Arrivé au sommet de sa gloire au début des années 90, la suite est plus chaotique. Swayze connaît des problèmes personnels et sa filmographie s'en ressent. On l'a vu dans
Un père en cavale aux côtés de
Halle Berry en 1993, ou abordant un monde de western fantasmatique dans
Les légendes de l'ouest en 1995. Mais sa gloire est alors chancelante. Il fait une apparition toutefois assez remarquée dans un rôle inattendu de drag queen, à l'affiche de
Extravagances en 1996. Il a incarné un camionneur tourmenté dans
Black dog en 1998, ainsi qu'un contre-emploi intéressant dans
Lettres à un tueur en 1999. Mais il est alors cantonné à des séries B.
Ce n'est qu'au début du nouveau millénaire qu'il participe de nouveau à des projets marquants, comme dans
Donnie Darko de Richard Kelly où il incarne la norme étriquée des adultes opposés à des adolescents tourmentés dans cette critique acerbe du politiquement correct.

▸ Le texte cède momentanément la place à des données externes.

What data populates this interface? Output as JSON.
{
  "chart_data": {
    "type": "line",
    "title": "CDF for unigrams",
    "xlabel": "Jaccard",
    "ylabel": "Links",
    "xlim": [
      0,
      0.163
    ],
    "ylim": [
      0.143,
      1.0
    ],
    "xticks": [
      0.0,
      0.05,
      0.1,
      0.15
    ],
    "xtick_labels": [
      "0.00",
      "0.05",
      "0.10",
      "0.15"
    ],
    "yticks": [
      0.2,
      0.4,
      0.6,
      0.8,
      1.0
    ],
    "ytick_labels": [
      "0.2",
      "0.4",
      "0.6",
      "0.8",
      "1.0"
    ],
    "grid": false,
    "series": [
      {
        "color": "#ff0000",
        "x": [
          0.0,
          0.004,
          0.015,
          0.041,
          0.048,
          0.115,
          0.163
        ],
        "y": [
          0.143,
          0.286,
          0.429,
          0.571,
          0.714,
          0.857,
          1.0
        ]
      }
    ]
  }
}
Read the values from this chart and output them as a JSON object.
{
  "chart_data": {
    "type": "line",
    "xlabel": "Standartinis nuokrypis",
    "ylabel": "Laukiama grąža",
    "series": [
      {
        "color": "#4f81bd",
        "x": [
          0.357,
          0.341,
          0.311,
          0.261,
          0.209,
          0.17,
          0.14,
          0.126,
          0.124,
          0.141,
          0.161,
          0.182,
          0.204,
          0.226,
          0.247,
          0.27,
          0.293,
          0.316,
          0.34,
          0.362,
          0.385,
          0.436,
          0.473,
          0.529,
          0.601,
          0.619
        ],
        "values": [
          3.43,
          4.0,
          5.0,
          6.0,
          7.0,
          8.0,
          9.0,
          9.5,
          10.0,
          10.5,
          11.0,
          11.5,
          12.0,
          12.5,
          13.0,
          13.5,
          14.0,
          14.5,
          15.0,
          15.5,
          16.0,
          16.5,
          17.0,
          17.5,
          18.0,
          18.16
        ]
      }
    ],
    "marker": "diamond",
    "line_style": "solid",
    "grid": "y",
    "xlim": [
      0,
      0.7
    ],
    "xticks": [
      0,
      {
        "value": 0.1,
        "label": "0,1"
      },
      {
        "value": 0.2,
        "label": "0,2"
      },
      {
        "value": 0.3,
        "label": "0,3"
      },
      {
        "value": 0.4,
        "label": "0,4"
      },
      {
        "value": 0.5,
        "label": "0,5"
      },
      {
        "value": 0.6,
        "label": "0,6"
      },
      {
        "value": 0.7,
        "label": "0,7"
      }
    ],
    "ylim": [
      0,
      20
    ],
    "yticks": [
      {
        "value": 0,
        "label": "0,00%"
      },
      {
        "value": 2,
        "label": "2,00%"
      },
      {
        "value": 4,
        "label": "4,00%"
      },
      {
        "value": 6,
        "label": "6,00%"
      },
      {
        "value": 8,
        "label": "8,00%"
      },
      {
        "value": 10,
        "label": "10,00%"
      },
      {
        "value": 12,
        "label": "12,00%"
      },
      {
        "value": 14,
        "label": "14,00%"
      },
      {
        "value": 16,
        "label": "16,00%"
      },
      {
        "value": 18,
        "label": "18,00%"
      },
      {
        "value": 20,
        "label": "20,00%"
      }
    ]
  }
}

Il renoue également avec le genre de la comédie romantique qui a fait sa gloire (dans
Coup de foudre pour toujours avec
Mélanie Griffith) ou participant à
Waking up in Reno. Il revient à ses premières amours en remontant sur les planches, dans
Chicago et
Guys and dolls. Au cinéma, il joue dans une autre comédie musicale,
One last Dance en 2003. Il fait une apparition clin d'oeil dans
Dirty Dancing 2 en 2004 et assume fièrement tout ce qu'il a pu représenter. La même année, on le voit à l'affiche d'un film indépendant et ambitieux, mêlant des destins reliés entre eux par un accident de voiture,
11h14, avec
Hilary Swank.
Ces dernières années, tout semblait indiquer un retour de l'acteur (notamment dans
Secrets de famille aux côtés de Rowan Atkinson et Kristin Scott Thomas). Jusqu'à ce que sa terrible maladie, longtemps tenue secrète, ne soit révélée au début de l'année dernière. On a alors découvert Swayze, amaigri, bouleversant, déterminé à combattre son mal. Il a tenu encore très récemment un rôle d'agent du FBI endurci dans la série The Beast.
Il est toujours émouvant de voir un artiste disparaître, quelqu'un qui a tutoyé des sommets glorieux, qui est entré dans nos vies et a représenté de beaux moments de cinéma. Mais l'émotion est plus vive encore quand un homme ne s'est pas rendu à la fatalité et a vécu de toutes ses forces et jusqu'au bout. Pour tout cela,
Patrick Swayze a notre admiration et notre respect.